Middleton led the group on a journey through peaceful sounds as we laid back with our eyes covered and listened to the music.

Following this activity, certified Health Qigong instructor Shirley Chock led the group through a Tai Chi exercise where we focused on body alignment and letting go of stress by emulating animal forms such as the Bear, the Tiger, the Deer, and the Crane. Chock taught the class while Middleton played sounds to uplift the experience. Afterwards, Chock further educated the class on a brief history of Tai Chi and the benefits it has for reducing pain in the body by staying actively aligned and balanced when performing it.

The Sound and Movement Journey was followed by a discussion on gut health from Cynthia Thurlow, nurse practitioner and nutrition expert, while enjoying breakfast on the Electric Lemon terrace at the hotel. Thurlow walked us through her passion of educating and helping people navigate their nutritional needs as well as achieving their health and weight goals, mostly catering to women over the age of 35.

Known for her intermittent fasting and women’s health expertise, Thurlow shared an abundance of information on the best ways people can improve and take care of their gut, resulting in an improvement in overall well-being and directly affecting the way our whole body and brain operate.

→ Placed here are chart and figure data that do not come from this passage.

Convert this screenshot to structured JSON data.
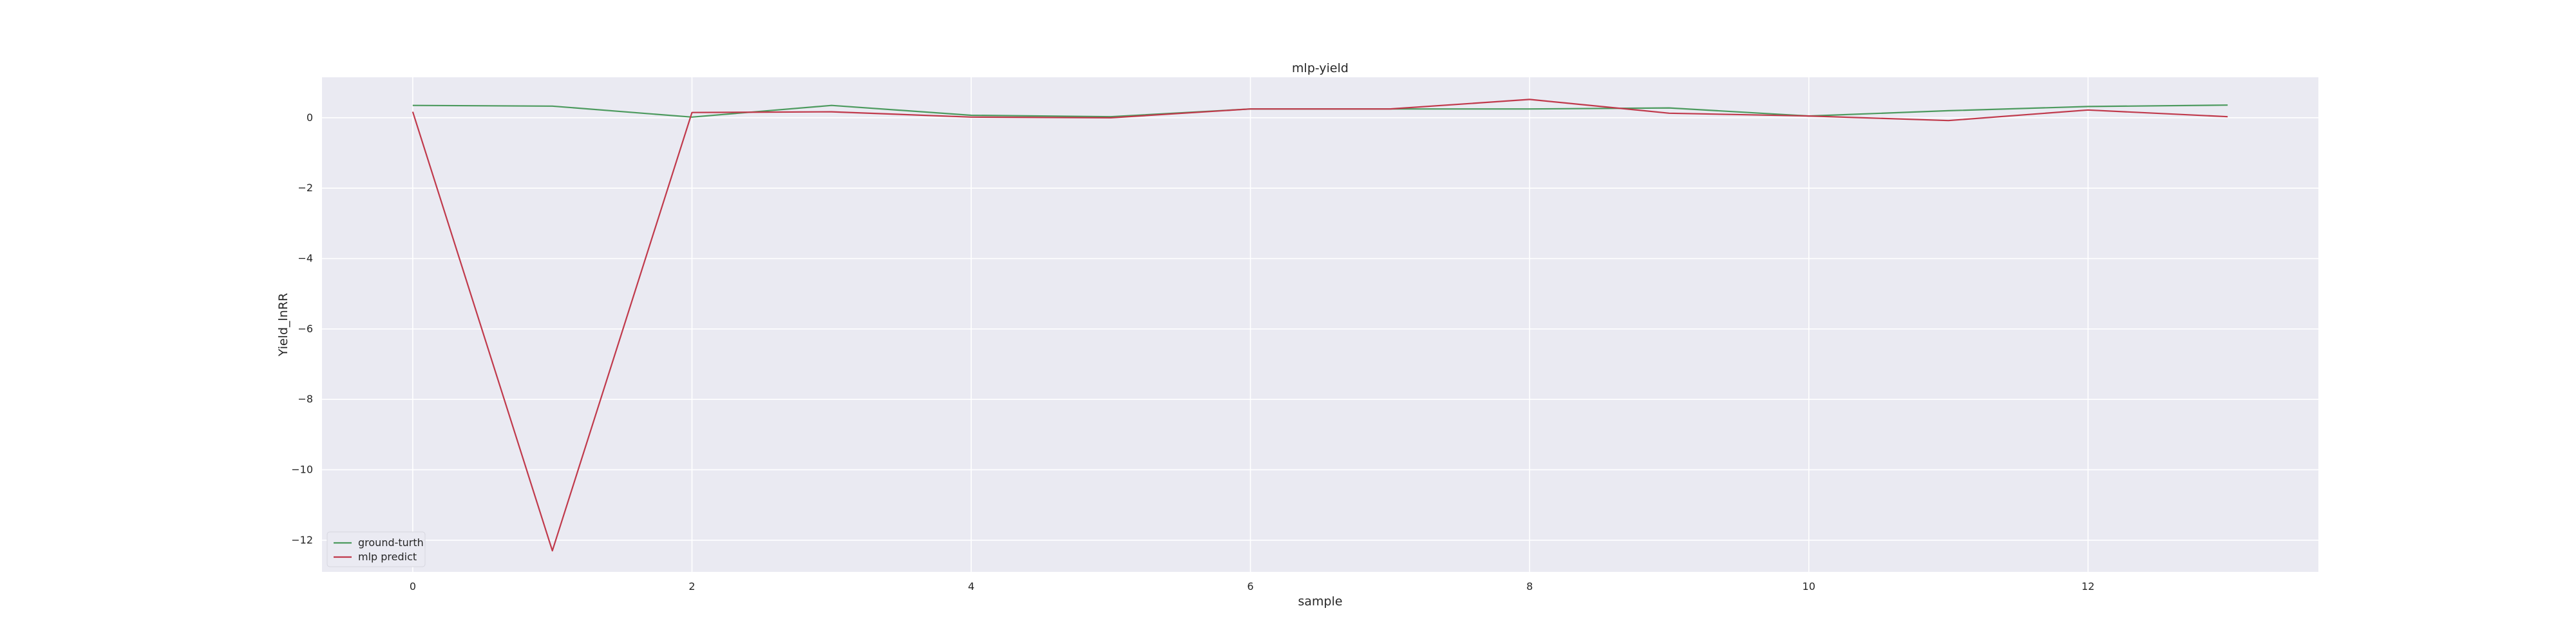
{
  "chart_data": {
    "type": "line",
    "title": "mlp-yield",
    "xlabel": "sample",
    "ylabel": "Yield_lnRR",
    "x": [
      0,
      1,
      2,
      3,
      4,
      5,
      6,
      7,
      8,
      9,
      10,
      11,
      12,
      13
    ],
    "xlim": [
      -0.65,
      13.65
    ],
    "ylim": [
      -12.9,
      1.15
    ],
    "xticks": [
      0,
      2,
      4,
      6,
      8,
      10,
      12
    ],
    "yticks": [
      0,
      -2,
      -4,
      -6,
      -8,
      -10,
      -12
    ],
    "xtick_labels": [
      "0",
      "2",
      "4",
      "6",
      "8",
      "10",
      "12"
    ],
    "ytick_labels": [
      "0",
      "−2",
      "−4",
      "−6",
      "−8",
      "−10",
      "−12"
    ],
    "grid": true,
    "legend_position": "lower-left",
    "series": [
      {
        "name": "ground-turth",
        "color": "#4c9a5e",
        "values": [
          0.35,
          0.33,
          0.02,
          0.35,
          0.07,
          0.03,
          0.25,
          0.25,
          0.25,
          0.28,
          0.05,
          0.2,
          0.32,
          0.36
        ]
      },
      {
        "name": "mlp predict",
        "color": "#c0394b",
        "values": [
          0.17,
          -12.3,
          0.15,
          0.17,
          0.02,
          0.0,
          0.25,
          0.25,
          0.52,
          0.13,
          0.05,
          -0.08,
          0.22,
          0.03
        ]
      }
    ],
    "colors": {
      "plot_background": "#eaeaf2",
      "grid": "#ffffff"
    }
  }
}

Thurlow expanded the previous conversation on sound and movement affecting our sleep and tied it into nutrition by teaching about its relevance to the body’s circadian rhythm. She spoke about how we should eat when the sun is out and stop when the sun is down. This is because once the morning sun hits our eyes, cortisol is produced and our body’s natural melatonin is suppressed, telling the body that it is time to eat, until the following night. She paused to eye everyone and see who was wearing sunglasses, emphasizing the importance of the sun to our eyes, in the morning (and in small amounts, the esthetician in me must add). This is a point that Middleton addressed briefly when asked about a wake up routine. Eating when the sun is down and there are high levels of melatonin in the body causes blood sugar to spike and confuses the body, which can cause poor sleep, weight gain, and an array of other repercussions. This is especially true for consuming carbohydrates.

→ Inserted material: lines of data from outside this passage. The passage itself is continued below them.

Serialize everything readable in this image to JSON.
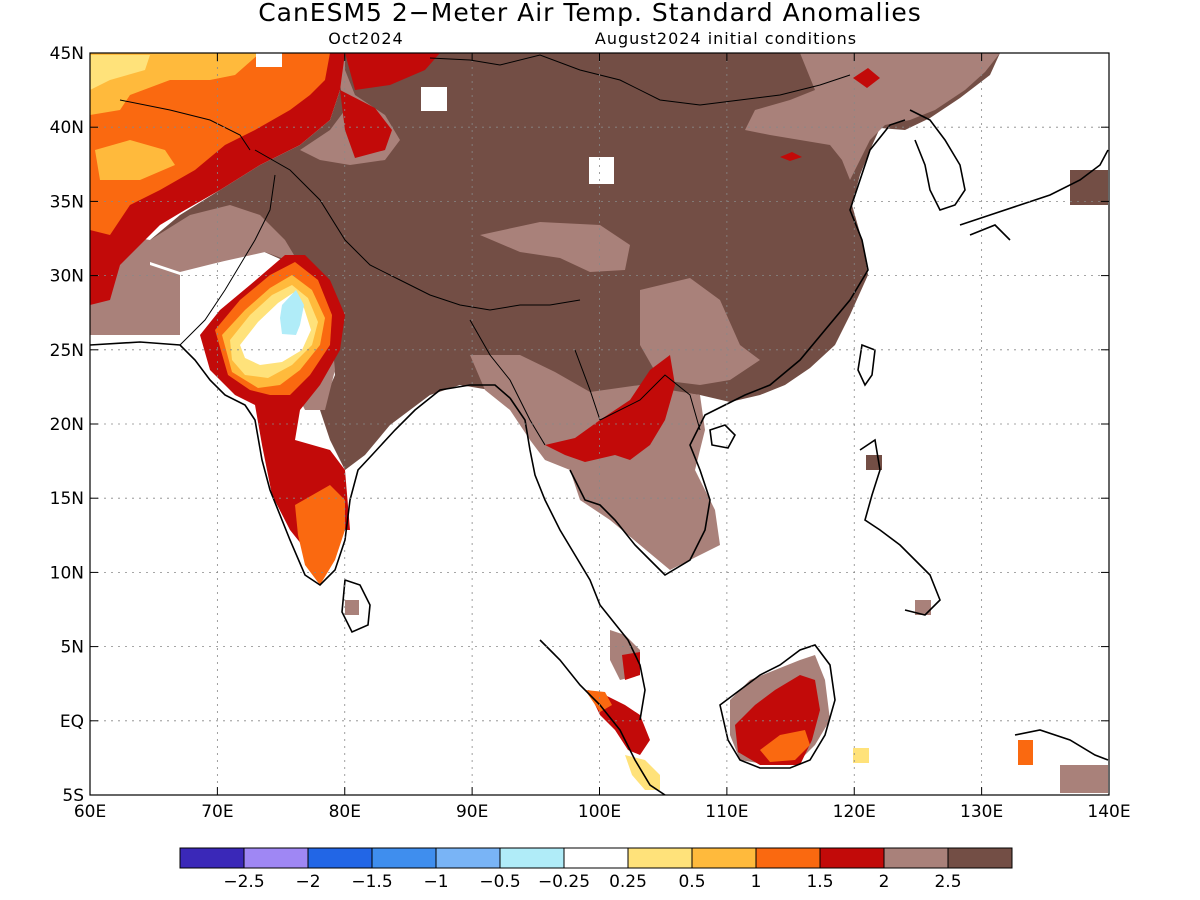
{
  "title": "CanESM5 2−Meter Air Temp. Standard Anomalies",
  "valid_month": "Oct2024",
  "initial_conditions": "August2024 initial conditions",
  "map": {
    "lon_range": [
      60,
      140
    ],
    "lat_range": [
      -5,
      45
    ],
    "x_ticks": [
      "60E",
      "70E",
      "80E",
      "90E",
      "100E",
      "110E",
      "120E",
      "130E",
      "140E"
    ],
    "y_ticks": [
      "45N",
      "40N",
      "35N",
      "30N",
      "25N",
      "20N",
      "15N",
      "10N",
      "5N",
      "EQ",
      "5S"
    ],
    "gridlines": "dotted",
    "ocean_masked": true
  },
  "colorbar": {
    "colors": [
      "#3a28b8",
      "#9f87f4",
      "#2266e6",
      "#3f8eee",
      "#79b4f6",
      "#b0ecf8",
      "#ffffff",
      "#ffe27a",
      "#ffba3c",
      "#fa6910",
      "#c20a09",
      "#a9817a",
      "#734e45"
    ],
    "labels": [
      "−2.5",
      "−2",
      "−1.5",
      "−1",
      "−0.5",
      "−0.25",
      "0.25",
      "0.5",
      "1",
      "1.5",
      "2",
      "2.5"
    ]
  },
  "anomaly_regions": [
    {
      "region": "Mongolia / Tibet / China",
      "class": "> 2.5"
    },
    {
      "region": "Pakistan & NW India interior",
      "class": "0.25 to 1.5"
    },
    {
      "region": "Thar Desert core",
      "class": "-0.5 to -0.25"
    },
    {
      "region": "South India west",
      "class": "1.5 to 2.5"
    },
    {
      "region": "Northern Laos / Myanmar",
      "class": "2 to 2.5"
    },
    {
      "region": "Borneo south",
      "class": "1 to 2.5"
    },
    {
      "region": "Sumatra",
      "class": "0.5 to 2.5"
    }
  ]
}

Thurlow talked about the importance of consuming fruits and vegetables due to the polyphenols they contain and how they are strong antioxidants that protect the body by neutralizing free radicals, those cell-damaging atoms. Thurlow recommends avoiding ultra processed foods, especially ones containing seed oils and other additives that are known to stimulate appetite.

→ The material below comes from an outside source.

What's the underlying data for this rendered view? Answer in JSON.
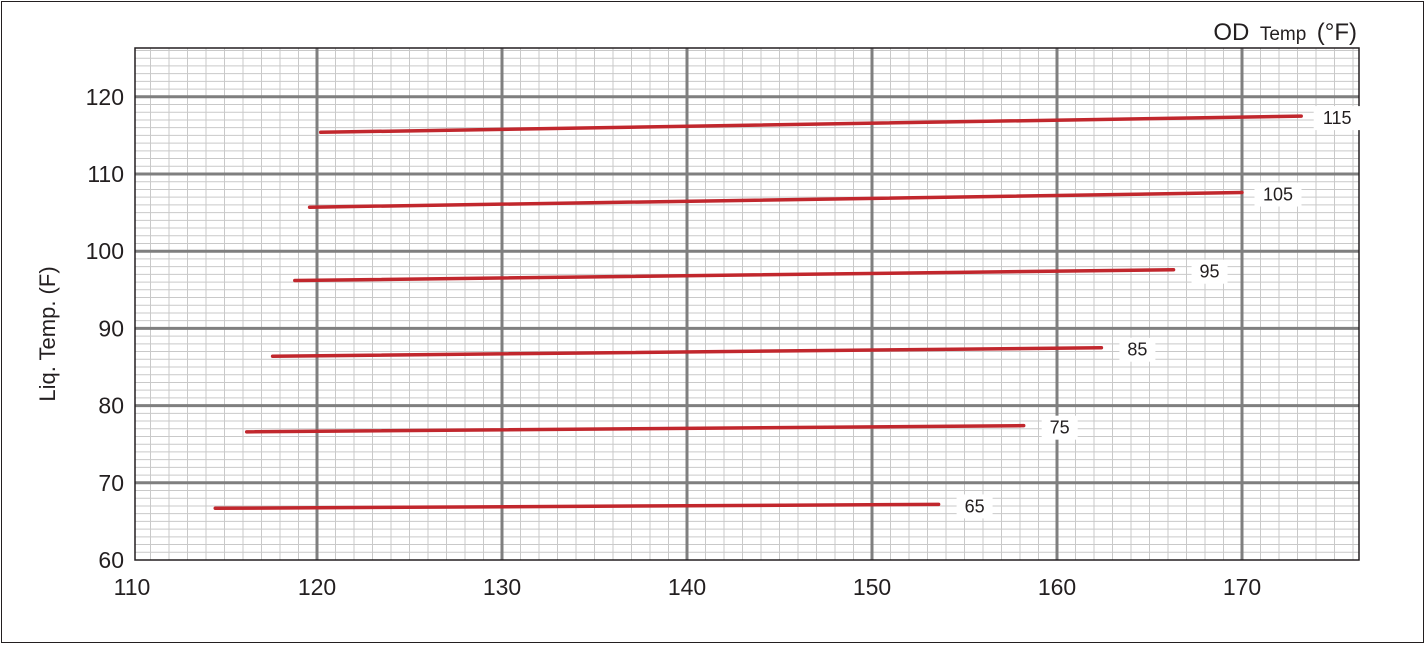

Incorporating fermented foods into the diet is something Thurlow recommends to improve gut health and suggests it over taking probiotic supplements, saying that it is a more effective method of getting good bacteria into the gut.
Thurlow recommends aiming for 30 grams of protein in every meal matched with an equal amount of carbohydrates as a general rule.

With all of this great information on what we can do to improve our gut, Thurlow made sure to warn about what can destroy it, giving a personal shoutout to the dangers of taking antibiotics when they can otherwise be avoided. Antibiotics are known to kill bacteria, the good and the bad, and can be detrimental to gut health. An example that Thurlow gave was specific to autoimmune diseases and their ability to manifest into other ones when good bacteria is killed in the body by antibiotics. This can be the result of something called leaky gut, when bacteria and toxins in the gut leak into the bloodstream. She advised people to be aware of these risks.

Thurlow then led an interactive discussion that furthered the conversation. I felt increased gratitude for the chia pudding in front of me, one of the many choices the hotel provided for breakfast, especially after Thurlow gave her approval.

With a morning of expert-led activities and educational conversations, my productivity was at an all time high. These takeaways stood out to me as practical-yet-transformative ways to get a quality night’s sleep and to feel your best throughout the day. Now it’s time to put them to the test.